En cette veille du Jour de la Shoah, le gouvernement israélien approuve une augmentation annuelle d’1 milliard de shekels (environ 206 millions d’euros) d’allocations pour la population des survivants de l’Holocauste, sévèrement démunie et qui se réduit comme peau de chagrin.

Le nouveau « panier » d’allocations, intitulé « Le Plan national d’aide aux survivants de l’Holocauste », est l’initiative conjointe du ministre des Finances Yair Lapid et du ministre des Affaires sociales Meir Cohen, et prendra effet le plus rapidement possible… « conscients du fait que délai imparti pour améliorer la vie des rescapés de l’Holocauste est court. »

Le plan a été approuvé par le cabinet dimanche, appelant à une législation parlementaire express, après le retour des vacances fixé au 12 mai.

« Aujourd’hui, nous changeons les priorités et nous redressons les torts commis pendant des décennies, au cours desquelles les survivants de l’Holocauste ont été négligés, mis à l’écart et perdus dans le labyrinthe des machines de la bureaucratie israélienne », a scandé Lapid dans une déclaration prononcée suite à l’aval du cabinet.

Le ministre des Affaires sociales Meir Cohen a qualifié le vote du cabinet de « l’une des décisions les plus dramatiques et les plus morales » de tout gouvernement « depuis la fondation de l’État… C’est une mesure qui va apporter un peu de justice » aux survivants, et qui leur permettra « de vivre leur vie en terre d’Israël avec dignité ».

Le nouveau plan vise à augmenter les allocations et à alléger les démarches bureaucratiques de quelque 200 000 survivants via de nombreux programmes gouvernementaux.

Il permettra d’accroître les allocations mensuelles de différentes catégories de survivants.

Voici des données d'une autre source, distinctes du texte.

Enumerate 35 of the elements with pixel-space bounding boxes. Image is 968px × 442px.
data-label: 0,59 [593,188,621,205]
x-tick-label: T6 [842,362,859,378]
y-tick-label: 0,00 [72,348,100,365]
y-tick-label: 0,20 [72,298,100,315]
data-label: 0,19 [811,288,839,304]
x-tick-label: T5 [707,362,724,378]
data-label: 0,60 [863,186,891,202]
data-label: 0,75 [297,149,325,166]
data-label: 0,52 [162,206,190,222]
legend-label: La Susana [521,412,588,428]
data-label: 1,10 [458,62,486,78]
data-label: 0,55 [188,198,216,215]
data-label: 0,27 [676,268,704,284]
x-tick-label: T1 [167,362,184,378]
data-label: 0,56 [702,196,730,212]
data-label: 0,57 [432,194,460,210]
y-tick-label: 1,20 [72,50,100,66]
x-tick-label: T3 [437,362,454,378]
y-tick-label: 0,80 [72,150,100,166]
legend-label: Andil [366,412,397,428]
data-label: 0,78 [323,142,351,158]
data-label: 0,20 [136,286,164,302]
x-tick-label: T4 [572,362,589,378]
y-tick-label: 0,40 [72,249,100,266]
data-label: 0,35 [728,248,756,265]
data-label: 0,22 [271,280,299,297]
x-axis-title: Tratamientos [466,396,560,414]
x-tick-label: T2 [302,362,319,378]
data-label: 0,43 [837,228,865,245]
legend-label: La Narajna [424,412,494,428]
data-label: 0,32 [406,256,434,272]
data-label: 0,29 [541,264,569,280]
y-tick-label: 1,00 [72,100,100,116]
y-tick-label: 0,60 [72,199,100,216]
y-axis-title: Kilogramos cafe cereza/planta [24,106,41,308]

Un budget annuel de 277 millions de shekels ajoutera des milliers de shekels aux allocations mensuelles des survivants ayant immigré en Israël après 1953, un total de 18 500 rescapés qui ne bénéficiaient pas de certains avantages accordés à ceux arrivés plus tôt.

D’une allocation mensuelle comprise entre 1 500 et 1 800 shekels actuellement, les survivants post-1953 recevront désormais jusqu’à
5 400 shekels par mois, et pour les plus pauvres d’entre eux, jusqu’à
8 800 shekels.

Grâce au nouveau plan, quelque 166 millions de shekels annuels permettront à 88 000 survivants de voir leur pension passer de 1 825 shekels à 2 200 shekels par mois.

Les survivants paient actuellement 50 % du montant de leurs médicaments. Le nouveau plan leur accorde 100 % de couverture.

Le plan supprime également certains obstacles bureaucratiques qui empêchent les survivants de bénéficier de leurs droits.

Par exemple, de nombreux survivants – ceux arrivés après 1953 et qui n’ont pas été internés dans des camps de la mort ou des ghettos – peuvent recevoir jusqu’à 4 000 shekels de remboursement de soins dentaires et optométristes sur une période de deux ans.

Le nouveau plan leur octroie une allocation de 3 600 shekels annuels, près de deux fois le montant actuel, et supprime l’obligation de montrer les reçus des prestances médicales. La nouvelle politique coûtera environ 288 millions de shekels par an.

Le plan permettra aux conjoints d’un rescapé décédé de toucher la bourse mensuelle de 2 000 shekels, au-delà de la limite actuelle de trois ans après le décès.

Quelque 9 000 survivants classés « démunis » par le ministère des Finances recevront une allocation annuelle de 2 000 shekels supplémentaires.

Et les services psychologiques et de bien-être des survivants seront injectés d’une somme supplémentaire de 70 millions de shekels par an de fonds gouvernementaux.